24 and 26. That is, the purge pipe 32 may not be branched.

(9) In the first and second embodiments, the control valve 34 may be a valve capable of changing a valve open area, that is, may be, for example, a servo valve. In this case, the divergence may be a ratio of an open area to an open area of fully opened control valve 34.

(10) The evaporated fuel processing device 10 may not be provided with the canister 14.

The technical elements explained in the present description or drawings provide technical utility either independently or through various combinations. The present disclosure is not limited to the combinations described at the time the claims are filed. Further, the purpose of the examples illustrated by the present description or drawings is to satisfy multiple objectives simultaneously, and satisfying any one of those objectives gives technical utility to the present disclosure.

Claims

The invention claimed is:

1. A pump module mounted in an evaporated fuel processing device configured to perform a purge process in which evaporated fuel in a fuel tank is supplied to an intake passage of an engine through a purge passage, the pump module comprising:

a pump configured to pump the evaporated fuel in the purge passage to the intake passage; and

a pump controller configured to control drive of the pump,

wherein

the pump controller is configured to:

during the purge process, drive the pump at a rotational speed equal to or lower than a rotational speed threshold until when a predetermined period has elapsed from a start of the purge process; and

after the predetermined period has elapsed, drive the pump at a rotational speed equal to or higher than the rotational speed threshold,

the evaporated fuel processing device comprises a control valve disposed on the purge passage between the pump and the intake passage, and configured to switch between a closed state in which the purge passage is closed and an open state in which the purge passage is opened,

the control valve is configured to continuously switch between the closed state and the open state alternately during the purge process, and

the pump controller is configured to:

drive the pump at the rotational speed equal to or lower than the rotational speed threshold in a case where a divergence is equal to or less than a divergence threshold, the divergence indicating a ratio of a duration for one open state to a total duration for the one open state and one closed state that take place in succession to each other; and

drive the pump at the rotational speed equal to or higher than the rotational speed threshold in a case where the divergence is greater than the divergence threshold.

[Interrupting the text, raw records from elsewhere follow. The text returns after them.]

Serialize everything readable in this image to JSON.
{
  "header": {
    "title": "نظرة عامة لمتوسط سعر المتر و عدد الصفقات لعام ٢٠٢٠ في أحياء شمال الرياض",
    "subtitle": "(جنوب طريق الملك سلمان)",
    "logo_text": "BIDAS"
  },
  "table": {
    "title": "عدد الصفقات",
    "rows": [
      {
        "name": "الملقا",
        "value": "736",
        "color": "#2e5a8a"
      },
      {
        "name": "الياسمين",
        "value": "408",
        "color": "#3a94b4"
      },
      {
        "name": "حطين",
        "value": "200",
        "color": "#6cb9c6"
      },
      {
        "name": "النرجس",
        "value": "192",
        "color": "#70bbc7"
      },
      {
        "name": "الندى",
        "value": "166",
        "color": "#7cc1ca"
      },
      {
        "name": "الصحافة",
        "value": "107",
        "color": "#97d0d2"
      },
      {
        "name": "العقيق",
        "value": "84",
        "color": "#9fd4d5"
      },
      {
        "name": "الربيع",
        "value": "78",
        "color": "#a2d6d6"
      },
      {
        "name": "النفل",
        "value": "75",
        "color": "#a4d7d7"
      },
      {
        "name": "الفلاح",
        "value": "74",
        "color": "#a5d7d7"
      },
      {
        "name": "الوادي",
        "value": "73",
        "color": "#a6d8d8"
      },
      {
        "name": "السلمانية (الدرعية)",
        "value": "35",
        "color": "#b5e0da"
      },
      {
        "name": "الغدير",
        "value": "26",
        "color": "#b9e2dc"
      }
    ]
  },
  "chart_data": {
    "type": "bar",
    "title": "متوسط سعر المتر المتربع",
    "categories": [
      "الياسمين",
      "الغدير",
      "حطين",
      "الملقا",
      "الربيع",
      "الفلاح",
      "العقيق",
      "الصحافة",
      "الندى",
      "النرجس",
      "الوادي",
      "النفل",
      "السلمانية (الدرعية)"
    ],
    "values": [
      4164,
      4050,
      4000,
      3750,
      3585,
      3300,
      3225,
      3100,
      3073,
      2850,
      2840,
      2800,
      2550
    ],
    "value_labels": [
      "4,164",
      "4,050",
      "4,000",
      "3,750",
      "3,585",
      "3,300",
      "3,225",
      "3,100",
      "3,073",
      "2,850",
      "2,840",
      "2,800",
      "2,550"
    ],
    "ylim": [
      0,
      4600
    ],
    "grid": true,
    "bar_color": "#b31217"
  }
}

2. The pump module as in claim 1, wherein

the pump controller is configured to control the rotational speed of the pump according to the divergence.

3. An evaporated fuel processing device mounted in a vehicle, the evaporated fuel processing device comprising:

the pump module as in claim 1;

a canister configured to store evaporated fuel; and

a control valve disposed on the purge passage between the pump and the intake passage, and configured to switch between a closed state in which the purge passage is closed and an open state in which the purge passage is opened.

4. The evaporated fuel processing device as in claim 3, further comprising:

a controller configured to estimate an amount of gas supplied to the intake passage during the purge process according to the rotational speed of the pump.